Menghabiskan waktu sebagai tukang becak beranak sebelas, membuat aku menggeleng-gelengkan kepala. Tetangga ku satu ini bukan saja membuat ku kagum tapi sekaligus terheran-heran. Anaknya paling tua seorang perempuan dan baru tamat SMA, syukur sudah bisa kerja di sebuah mini market. Yang membuat aku kagum adalah apakah dirumah ia tidak punya tv sehingga hiburannya hanya itu. Yang membuat aku terheran-heran adalah ia sanggup menyerahkan seluruh masa depan anaknya pada penduduk sekitarnya untuk membiayai sekolah. Sekarang ia telah almarhum, walau pun aku percaya bahwa Tuhan tidak akan menelantarkan anak-anaknya, tetapi menyerahkan pada orang yang salah juga akan bermasalah.
Tak selamanya indah itu bisa dikecap, sebagai bahtera yang diisi sesak penumpang, tentunya kapal ini akan menghadapi karang sandungan dan ombak penghalang. Bukan hanya terjadi pada keluarga besar tapi juga pada keluarga yang pas-pasan, “pas ada dan pas makan, gak lebih.” Semua punya cerita masing-masing yang bila sudah tua ditangisi oleh sang anak sebagai orang menelantarkannya, atau menuduhnya tidak becus. Saling menyakiti. Anak yang tidak melihat perjuangan orangtuanya dan sebaliknya ibu-bapaknya belum sempat menceritakan perjuangannya keburu mati.
Juga hal itu dapat terjadi pada semua orangtua yang tamatan UDAYANA. “Udah yah nak, sekolahnya sampe disini aja. Udah yah nak, kamu kawin aja. Udah yah nak, gak usah sekolah gantiin bapak. Udah yah nak, bapak aja cuma tamat SR. Udah yah nak. Udah yah nak. Udah yah nak.” Tanpa spirit menokohi, memberi panutan, menyerahkan penuh pada do’a-do’a tanpa usaha.
Ada pun tangis haru saat mendapatkan seorang bayi yang harus menemaninya mengemis, hanya untuk mengundang iba, sedang tidak berminat menangis bayi itu pun dicubit pantatnya (bisa jadi bayi sewaan), perangkat lunak. Awalnya memang iba tetapi lama kelamaan imun. Banyak anak banyak uang, bisa dimanfaatkan toh. Potret kota, dengan undang-undang perlindungan anak, dengan hukum perlindungan fakir miskin, dengan jumlah aparat hukum dan undang-undung tersebut bertambah tiap tahunnya, dengan penduduk yang imun dan individualisme, program KaBeh ini berhasil.

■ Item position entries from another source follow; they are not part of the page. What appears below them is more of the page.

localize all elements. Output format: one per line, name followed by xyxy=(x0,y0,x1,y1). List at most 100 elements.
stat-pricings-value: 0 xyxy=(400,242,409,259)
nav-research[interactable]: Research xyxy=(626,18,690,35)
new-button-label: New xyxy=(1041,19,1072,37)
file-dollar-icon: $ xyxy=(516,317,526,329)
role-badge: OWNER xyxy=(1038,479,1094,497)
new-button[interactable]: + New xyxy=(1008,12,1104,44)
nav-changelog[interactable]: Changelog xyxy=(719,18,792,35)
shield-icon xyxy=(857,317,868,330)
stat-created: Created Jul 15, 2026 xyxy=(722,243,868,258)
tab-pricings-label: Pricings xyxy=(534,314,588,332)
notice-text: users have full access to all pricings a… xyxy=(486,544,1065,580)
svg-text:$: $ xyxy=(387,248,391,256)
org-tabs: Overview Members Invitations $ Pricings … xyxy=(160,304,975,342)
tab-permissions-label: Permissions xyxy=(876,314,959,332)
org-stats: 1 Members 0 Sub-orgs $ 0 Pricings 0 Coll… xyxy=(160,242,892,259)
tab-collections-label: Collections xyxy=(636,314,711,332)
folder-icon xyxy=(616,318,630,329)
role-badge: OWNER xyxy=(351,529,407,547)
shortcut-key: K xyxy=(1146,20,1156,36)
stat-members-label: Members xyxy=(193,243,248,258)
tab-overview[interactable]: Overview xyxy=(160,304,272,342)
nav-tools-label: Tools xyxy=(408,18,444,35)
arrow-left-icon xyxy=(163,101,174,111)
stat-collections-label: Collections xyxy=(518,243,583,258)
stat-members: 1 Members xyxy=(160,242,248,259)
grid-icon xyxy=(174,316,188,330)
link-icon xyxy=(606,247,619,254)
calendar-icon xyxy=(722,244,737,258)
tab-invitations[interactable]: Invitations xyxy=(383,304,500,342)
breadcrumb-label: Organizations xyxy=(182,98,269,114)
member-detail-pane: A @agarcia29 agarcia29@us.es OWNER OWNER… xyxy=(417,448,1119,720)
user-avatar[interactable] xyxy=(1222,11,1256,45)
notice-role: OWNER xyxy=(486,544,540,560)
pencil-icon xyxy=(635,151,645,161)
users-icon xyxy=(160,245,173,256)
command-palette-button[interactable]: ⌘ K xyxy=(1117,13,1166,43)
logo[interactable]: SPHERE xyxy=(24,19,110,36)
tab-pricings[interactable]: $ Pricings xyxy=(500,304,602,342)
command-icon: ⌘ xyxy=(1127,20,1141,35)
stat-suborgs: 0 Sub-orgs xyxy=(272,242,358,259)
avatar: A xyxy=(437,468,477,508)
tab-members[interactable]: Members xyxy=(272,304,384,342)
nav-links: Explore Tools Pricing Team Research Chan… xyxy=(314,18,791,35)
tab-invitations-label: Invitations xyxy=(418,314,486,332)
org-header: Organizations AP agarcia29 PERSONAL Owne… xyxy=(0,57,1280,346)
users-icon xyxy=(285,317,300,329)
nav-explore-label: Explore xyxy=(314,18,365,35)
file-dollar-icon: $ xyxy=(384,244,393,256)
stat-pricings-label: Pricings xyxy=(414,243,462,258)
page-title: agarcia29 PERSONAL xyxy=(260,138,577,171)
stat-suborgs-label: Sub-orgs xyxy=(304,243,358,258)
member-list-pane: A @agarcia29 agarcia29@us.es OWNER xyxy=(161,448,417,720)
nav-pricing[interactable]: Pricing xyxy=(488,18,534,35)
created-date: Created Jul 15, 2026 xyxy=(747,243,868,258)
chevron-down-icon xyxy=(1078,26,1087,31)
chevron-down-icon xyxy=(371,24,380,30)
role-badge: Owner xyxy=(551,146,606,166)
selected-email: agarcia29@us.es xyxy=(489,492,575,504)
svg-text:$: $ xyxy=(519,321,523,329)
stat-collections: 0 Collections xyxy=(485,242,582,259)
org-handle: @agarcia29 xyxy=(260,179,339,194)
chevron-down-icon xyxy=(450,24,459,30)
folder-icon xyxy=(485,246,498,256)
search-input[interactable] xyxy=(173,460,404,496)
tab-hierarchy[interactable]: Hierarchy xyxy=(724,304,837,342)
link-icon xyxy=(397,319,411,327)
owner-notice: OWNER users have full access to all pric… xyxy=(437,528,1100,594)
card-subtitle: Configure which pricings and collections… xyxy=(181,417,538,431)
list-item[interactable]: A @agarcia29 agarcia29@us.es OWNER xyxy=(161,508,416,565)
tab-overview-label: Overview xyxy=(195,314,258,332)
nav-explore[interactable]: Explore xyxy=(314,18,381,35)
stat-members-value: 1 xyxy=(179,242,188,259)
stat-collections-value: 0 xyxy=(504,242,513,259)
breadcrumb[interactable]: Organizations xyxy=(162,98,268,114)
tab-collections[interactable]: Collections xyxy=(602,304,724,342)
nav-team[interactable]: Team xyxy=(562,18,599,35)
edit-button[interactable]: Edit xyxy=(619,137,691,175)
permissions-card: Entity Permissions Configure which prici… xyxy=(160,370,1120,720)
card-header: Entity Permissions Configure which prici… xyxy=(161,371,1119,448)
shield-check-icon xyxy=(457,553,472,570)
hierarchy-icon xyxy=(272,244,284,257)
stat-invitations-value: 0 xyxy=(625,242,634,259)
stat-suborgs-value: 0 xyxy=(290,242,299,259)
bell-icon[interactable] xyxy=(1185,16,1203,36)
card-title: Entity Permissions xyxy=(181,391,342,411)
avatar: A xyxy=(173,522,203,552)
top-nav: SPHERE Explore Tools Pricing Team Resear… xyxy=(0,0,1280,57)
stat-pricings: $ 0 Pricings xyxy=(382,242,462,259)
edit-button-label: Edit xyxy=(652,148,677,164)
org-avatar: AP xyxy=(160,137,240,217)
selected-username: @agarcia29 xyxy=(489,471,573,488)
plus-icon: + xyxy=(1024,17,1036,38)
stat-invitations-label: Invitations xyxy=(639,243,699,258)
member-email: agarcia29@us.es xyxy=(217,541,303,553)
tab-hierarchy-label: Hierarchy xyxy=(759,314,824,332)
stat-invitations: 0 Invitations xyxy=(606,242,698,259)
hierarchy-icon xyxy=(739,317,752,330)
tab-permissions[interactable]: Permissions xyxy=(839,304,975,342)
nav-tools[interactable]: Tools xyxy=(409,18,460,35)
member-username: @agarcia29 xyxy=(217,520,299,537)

Antara aku dan orangtuaku tak sepenuhnya cerita beliau-beliau itu aku dengar langsung dari mulutnya. Ada yang aku cari dari sana-sini, agar aku mengerti mengapa aku terlahir sebagai anak ke sekian, siapa mereka, dan penokohan apa yang aku dapat dari amal baik mereka, perjuangan mereka, ilmu yang mereka wariskan. Aku tidak menuduhnya tapi coba menerimanya saja bahwa mereka yakin bisa membesarkan aku walau kondisi saat itu sangat memungkinkan. Tetapi buat orangtua sekarang, hambatan, sandungan dan cobaannya jauh lebih menantang dari jaman orangtuaku dulu, alangkah baiknya penuh perencanaan. Dari TK sampai SMA saja, orangtua sudah menghabiskan umur 15 tahun untuk satu anak, belum untuk kuliah 4 tahun, pernikahannya dan lain-lainnya.